Palestine demonstrators heckle Holocaust survivor at Berkeley City Council meeting

Demonstrators called Israel supporters ‘Zionist pigs’ and ‘money suckers’ at a routine council meeting


A Berkeley City Council meeting on Tuesday descended into chaos as a mob of pro-Palestine demonstrators harassed council members and Israel supporters, calling them “Zionist pigs”, “genocide enablers”, “murderers” and “money suckers”.

Jewish News of Northern California reported that a group of about 10 Israel supporters sat at the front of the room while roughly 30 demonstrators held signs with the faces of Gazans who have been killed and chanted between every speech “murdered by Israel”.

Susanne DeWitt, 89, chairman of the Israel Action Committee of the East Bay and a Holocaust survivor from Germany, was shouted down while speaking about the October 7 attacks and rising antisemitism in the US, with one protester shouting, “Lies!”

During the twice monthly meeting, the council met to discuss, among a number of other items, a declaration to honour Yom HaShoah, the annual Holocaust Remembrance Day which will fall on 5 May this year, and the allocation of funds for the city’s virtual event.

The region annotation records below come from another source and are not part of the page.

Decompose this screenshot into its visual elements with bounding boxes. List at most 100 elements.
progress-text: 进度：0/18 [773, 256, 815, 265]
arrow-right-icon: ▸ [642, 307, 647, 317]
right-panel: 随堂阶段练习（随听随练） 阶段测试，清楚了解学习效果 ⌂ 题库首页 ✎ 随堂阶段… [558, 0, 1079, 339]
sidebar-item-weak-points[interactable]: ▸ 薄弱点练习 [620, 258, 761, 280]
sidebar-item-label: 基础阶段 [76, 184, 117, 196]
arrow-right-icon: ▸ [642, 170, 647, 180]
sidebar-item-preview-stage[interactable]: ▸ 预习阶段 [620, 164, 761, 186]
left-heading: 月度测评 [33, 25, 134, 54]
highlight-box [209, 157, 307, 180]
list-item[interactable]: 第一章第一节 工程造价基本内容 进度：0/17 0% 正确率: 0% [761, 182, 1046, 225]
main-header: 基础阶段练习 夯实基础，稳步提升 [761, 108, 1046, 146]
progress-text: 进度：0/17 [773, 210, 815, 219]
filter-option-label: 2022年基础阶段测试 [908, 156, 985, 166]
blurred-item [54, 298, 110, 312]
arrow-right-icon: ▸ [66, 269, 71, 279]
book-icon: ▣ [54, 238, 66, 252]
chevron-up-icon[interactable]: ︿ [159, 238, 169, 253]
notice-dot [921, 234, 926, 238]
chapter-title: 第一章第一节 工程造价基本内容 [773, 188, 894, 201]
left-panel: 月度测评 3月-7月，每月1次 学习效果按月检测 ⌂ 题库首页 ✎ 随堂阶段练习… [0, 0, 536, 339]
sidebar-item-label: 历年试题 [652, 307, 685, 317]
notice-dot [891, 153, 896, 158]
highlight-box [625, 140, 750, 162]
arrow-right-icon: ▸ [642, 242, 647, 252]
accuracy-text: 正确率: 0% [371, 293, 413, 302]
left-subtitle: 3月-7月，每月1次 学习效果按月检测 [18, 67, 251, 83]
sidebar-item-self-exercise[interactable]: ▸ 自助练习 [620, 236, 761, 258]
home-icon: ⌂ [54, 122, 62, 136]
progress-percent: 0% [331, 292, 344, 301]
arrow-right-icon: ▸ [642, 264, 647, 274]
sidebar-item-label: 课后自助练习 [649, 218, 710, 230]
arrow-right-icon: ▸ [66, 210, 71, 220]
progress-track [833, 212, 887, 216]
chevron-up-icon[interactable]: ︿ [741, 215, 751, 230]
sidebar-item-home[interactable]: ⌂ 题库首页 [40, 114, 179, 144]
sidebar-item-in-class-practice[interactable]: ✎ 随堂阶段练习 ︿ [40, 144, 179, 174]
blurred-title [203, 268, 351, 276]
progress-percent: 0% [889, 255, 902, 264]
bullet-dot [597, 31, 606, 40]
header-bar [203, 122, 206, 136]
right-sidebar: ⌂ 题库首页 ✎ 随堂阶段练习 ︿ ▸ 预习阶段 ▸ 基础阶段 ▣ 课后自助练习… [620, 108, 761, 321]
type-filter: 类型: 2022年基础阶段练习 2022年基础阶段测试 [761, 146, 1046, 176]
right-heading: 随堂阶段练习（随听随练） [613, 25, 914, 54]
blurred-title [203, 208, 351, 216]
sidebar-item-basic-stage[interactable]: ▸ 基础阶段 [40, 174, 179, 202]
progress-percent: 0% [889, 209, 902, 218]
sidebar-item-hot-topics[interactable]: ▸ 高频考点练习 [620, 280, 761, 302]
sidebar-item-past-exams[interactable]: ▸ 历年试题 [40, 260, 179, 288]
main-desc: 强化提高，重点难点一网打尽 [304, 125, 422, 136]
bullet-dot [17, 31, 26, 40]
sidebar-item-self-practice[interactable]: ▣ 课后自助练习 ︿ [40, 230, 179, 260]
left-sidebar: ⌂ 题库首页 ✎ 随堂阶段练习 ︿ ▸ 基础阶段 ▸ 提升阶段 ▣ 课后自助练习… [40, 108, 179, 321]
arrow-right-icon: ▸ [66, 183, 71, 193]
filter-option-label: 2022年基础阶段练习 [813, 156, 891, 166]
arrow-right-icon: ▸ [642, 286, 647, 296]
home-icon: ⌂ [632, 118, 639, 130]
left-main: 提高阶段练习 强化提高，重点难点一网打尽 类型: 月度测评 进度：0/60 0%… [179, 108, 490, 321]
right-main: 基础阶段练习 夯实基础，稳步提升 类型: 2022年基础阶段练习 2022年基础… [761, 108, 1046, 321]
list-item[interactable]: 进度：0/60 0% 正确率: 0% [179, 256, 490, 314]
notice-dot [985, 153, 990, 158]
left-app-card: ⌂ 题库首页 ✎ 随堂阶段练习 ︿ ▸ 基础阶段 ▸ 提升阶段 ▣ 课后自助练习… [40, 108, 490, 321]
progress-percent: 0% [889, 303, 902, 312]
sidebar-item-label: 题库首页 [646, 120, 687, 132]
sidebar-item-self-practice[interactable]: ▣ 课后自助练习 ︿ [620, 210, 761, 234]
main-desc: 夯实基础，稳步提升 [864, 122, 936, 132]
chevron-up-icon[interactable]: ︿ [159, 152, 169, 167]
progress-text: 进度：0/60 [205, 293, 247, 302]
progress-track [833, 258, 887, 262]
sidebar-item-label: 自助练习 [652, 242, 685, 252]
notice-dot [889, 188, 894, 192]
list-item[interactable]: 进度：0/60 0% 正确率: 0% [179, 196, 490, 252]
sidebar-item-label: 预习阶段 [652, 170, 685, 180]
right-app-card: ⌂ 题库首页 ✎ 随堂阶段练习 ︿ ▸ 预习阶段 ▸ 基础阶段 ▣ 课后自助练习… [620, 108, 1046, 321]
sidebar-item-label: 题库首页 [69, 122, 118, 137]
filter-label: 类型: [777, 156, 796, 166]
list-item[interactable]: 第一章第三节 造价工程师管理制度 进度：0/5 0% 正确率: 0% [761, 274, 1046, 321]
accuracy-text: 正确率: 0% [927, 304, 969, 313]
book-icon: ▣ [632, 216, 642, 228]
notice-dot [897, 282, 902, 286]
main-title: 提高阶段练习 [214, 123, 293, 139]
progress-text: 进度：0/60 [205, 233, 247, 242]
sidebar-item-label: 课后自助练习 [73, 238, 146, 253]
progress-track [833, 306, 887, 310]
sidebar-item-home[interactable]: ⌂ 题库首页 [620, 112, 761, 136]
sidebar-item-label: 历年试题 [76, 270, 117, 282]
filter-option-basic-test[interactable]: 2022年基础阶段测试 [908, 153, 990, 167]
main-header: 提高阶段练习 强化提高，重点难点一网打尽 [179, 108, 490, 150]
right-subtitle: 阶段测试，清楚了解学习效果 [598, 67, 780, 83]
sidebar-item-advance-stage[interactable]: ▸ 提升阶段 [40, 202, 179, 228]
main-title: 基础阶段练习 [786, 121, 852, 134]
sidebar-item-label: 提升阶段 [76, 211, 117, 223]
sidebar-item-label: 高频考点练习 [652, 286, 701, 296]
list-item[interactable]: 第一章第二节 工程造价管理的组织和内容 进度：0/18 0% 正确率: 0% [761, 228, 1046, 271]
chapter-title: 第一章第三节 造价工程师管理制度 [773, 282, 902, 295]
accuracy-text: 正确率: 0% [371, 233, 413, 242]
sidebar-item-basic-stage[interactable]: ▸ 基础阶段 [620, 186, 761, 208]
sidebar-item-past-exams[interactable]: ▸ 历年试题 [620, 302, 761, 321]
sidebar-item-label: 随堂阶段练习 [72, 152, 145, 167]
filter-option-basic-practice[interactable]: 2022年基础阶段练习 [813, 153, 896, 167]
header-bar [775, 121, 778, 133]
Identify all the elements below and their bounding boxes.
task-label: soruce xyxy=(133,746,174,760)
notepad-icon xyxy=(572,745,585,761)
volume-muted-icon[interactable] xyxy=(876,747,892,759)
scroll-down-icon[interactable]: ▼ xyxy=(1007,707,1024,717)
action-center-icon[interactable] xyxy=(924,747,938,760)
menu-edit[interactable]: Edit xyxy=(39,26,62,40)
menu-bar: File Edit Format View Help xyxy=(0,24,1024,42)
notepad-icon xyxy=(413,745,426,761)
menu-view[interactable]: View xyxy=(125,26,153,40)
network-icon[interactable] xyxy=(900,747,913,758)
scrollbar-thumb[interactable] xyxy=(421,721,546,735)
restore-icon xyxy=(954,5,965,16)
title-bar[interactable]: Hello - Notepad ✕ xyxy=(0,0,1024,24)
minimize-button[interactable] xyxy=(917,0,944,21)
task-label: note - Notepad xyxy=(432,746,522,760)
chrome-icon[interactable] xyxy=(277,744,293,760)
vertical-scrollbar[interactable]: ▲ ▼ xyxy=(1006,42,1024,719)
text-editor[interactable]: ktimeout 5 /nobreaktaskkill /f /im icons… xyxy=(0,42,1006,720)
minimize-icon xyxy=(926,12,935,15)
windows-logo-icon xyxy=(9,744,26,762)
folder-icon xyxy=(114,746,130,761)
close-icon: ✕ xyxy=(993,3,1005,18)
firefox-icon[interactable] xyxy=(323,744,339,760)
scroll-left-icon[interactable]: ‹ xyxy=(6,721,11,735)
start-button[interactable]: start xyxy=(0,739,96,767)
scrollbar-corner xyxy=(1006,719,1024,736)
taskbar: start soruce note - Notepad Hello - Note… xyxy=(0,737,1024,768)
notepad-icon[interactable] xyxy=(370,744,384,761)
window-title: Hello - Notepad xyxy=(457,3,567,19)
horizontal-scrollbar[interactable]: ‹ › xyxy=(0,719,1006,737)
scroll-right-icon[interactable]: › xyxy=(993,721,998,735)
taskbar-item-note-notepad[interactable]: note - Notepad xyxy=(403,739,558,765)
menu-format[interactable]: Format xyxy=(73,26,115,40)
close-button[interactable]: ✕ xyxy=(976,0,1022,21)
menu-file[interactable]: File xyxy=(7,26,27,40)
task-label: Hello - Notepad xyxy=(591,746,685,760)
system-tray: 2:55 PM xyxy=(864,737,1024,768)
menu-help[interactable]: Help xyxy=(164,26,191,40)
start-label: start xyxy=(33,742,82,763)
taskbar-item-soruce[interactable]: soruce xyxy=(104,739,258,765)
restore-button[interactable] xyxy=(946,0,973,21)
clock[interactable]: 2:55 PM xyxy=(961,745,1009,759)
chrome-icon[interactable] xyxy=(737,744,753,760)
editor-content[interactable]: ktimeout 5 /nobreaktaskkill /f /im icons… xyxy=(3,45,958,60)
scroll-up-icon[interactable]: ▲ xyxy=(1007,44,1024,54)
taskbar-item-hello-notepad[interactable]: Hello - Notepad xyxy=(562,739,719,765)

Both items, proposed by council member Susan Wengraf, were passed unanimously, but Wengraf said that discussing the Holocaust with anti-Israel demonstrators led to an escalation of hostility.

Council member Wengraf told Jewish News of Northern California that since October, council meetings have been “horrendous.” Demonstrators have been particularly enraged by Berkeley Mayor Jesse Arreguín, who refused to bring a ceasefire resolution before the council in November. He put out a statement at the time which said: “These resolutions will not end the violence abroad, but they do fan the flames of hatred here at home. That’s a threat I cannot ignore.”

Protesters at the council meeting on Tuesday waved a sign which read “Genocide Jesse.” The incident became increasingly hostile as one protester threw the lectern microphone at the man who had set it up, and a staff member with the Jewish Community Relations Council Bay Area had his phone grabbed and thrown across the room when he tried to record the demonstrators.

Wengraf told Jewish News of Northern California: “There are many people who are intimidated and will not come to our meetings in person because they don’t feel safe.”

She added that conducting city business has become increasingly difficult due to the demonstrations at council meetings, with Tuesday’s incident being a perfect example; the council, which had to call for several recesses to calm the crowd, was not able to address an important item concerning demolition rules despite the meeting having gone on more than six hours.